The MFSA repeatedly stresses that the fines are meant to be effective, proportionate, and dissuasive.
It was made clear that, the main factors influencing the size of the administrative penalty are the duration of the breach and whether it has been repeated in the past three fiscal years. A non-exhaustive list of regulatory reporting requirements was included. If a business fails to submit what is required, it may be subjected to a fine. However it is possible to lodge an appeal if necessary/
Calculating the fine is done in three levels. The first level is determined by the base amount set by the MFSA, which can not be lower than the minimum penalty set by law. The size of the base amount varies according to the criticality of the sector in the economy, and which regulatory requirement is in breach.
The second level depends on the duration of the breach, which may increase fines by at least 20 per cent of the base amount, and up to 70 per cent. The second level enters into force when at least 100 days have passed (+20 per cent) and increases by 10 per cent for every additional 100 days of the breach. Therefore, if the breach has been ongoing for at least 400 days but not more than 500 days, then the administrative fine is increased by 50 per cent.
The third level depends on whether the breach has been repeated, so if a business has repeatedly failed to comply with one or two regulatory provisions within the past three fiscal years, a further 10 per cent is added to the fine determined at level two. For every couple more breaches, a further 10 per cent is added, going up to 60 per cent, which is imposed when there have been more than 10 breaches.
If a business has failed to comply with regulatory requirements, level one of enforcement enters into force, and the business is subjected to a fine of (as an example) €2,000. If the business is found to have been in breach for 350 days, then a further 40 per cent is added to the fine, increasing it to €2,800 as outlined in level two.

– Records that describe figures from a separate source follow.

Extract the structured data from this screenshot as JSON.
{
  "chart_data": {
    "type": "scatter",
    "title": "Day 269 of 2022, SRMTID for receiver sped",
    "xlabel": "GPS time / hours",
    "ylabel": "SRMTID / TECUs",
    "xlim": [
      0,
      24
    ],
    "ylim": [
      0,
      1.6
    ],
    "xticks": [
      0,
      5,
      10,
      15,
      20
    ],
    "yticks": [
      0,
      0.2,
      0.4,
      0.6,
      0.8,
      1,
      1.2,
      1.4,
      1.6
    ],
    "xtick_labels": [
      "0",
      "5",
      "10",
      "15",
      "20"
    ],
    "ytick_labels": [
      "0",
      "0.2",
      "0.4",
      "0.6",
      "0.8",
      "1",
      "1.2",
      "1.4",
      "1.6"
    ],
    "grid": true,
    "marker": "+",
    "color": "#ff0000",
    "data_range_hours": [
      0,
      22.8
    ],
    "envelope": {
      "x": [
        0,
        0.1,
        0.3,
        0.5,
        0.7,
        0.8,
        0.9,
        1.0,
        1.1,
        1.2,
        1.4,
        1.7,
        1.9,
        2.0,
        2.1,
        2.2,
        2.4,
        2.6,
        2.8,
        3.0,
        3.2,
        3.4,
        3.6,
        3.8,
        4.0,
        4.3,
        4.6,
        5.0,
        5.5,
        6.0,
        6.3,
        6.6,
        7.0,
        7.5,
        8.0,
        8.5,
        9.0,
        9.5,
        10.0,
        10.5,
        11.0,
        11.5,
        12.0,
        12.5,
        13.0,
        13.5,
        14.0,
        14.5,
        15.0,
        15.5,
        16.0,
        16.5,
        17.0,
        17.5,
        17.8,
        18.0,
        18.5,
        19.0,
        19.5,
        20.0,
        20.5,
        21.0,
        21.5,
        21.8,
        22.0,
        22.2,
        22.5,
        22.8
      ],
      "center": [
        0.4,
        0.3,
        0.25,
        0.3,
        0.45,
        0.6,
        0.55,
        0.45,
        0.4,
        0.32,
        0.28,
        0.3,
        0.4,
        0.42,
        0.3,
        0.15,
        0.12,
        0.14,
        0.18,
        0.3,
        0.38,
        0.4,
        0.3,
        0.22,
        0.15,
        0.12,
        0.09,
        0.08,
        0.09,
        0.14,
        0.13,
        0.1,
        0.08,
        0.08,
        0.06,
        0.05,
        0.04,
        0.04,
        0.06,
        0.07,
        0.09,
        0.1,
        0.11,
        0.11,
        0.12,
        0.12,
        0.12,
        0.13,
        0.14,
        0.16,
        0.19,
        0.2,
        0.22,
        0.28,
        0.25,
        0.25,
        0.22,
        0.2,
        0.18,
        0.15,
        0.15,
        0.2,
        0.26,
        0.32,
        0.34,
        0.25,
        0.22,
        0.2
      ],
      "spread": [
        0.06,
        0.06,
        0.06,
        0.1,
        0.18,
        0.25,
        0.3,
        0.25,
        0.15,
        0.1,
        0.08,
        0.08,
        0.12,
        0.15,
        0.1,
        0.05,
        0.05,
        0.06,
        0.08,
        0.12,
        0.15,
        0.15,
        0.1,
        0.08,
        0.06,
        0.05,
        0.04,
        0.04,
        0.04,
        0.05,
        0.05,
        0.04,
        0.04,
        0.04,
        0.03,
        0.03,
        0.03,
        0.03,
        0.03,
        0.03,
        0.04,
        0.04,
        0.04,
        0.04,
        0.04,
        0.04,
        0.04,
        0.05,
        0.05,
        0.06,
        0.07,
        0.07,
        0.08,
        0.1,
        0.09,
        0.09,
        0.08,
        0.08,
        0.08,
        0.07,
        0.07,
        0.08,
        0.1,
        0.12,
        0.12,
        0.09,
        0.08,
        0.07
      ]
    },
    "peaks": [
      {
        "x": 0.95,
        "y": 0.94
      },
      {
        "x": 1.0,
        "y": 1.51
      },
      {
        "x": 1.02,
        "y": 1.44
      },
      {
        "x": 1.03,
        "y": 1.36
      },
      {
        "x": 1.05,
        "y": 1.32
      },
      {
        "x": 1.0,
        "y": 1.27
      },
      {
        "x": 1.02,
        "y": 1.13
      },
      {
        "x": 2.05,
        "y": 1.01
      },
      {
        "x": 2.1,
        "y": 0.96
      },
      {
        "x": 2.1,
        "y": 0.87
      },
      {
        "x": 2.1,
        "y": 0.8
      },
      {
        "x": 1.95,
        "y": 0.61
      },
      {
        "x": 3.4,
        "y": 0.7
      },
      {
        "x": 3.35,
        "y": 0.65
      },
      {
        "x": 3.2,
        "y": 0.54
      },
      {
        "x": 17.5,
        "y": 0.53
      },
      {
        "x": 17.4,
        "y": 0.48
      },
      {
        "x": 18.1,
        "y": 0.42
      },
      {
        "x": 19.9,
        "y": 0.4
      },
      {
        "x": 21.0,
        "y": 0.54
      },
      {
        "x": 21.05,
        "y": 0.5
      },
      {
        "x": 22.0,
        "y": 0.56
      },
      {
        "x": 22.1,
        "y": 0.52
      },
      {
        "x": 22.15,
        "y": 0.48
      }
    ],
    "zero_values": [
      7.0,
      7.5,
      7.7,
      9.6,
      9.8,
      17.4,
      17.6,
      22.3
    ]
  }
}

Lastly, if the business is found to have repeatedly failed to comply with five regulatory provisions, then an additional 30 per cent is added as outlined in level three, increasing the fine to €3,640. This concludes with the base fine of €2,000 being increased by 82 per cent.
The worst-case scenario would be if the business is in breach for more than 700 days and failed to comply with more than 10 regulatory requirements, increasing the base fine of €2,000 by 70 per cent which would come to €3,400, and then a further 60 per cent resulting in a fine of €5,440. This results in a total increase of 172.2 per cent.
“Following the publication of the Guidance note on the calculation of administrative penalties issued earlier this year, the implementation and publication of this latest policy on non-material breaches and the corresponding Guidance Note, is another step in the right direction which is aimed at ensuring that there is transparency of the Authority’s policies and practices for licence holders authorised and supervised by the MFSA,” added Dr Michelle Mizzi Buontempo, Chief Officer Enforcement and MFSA’s Acting CEO.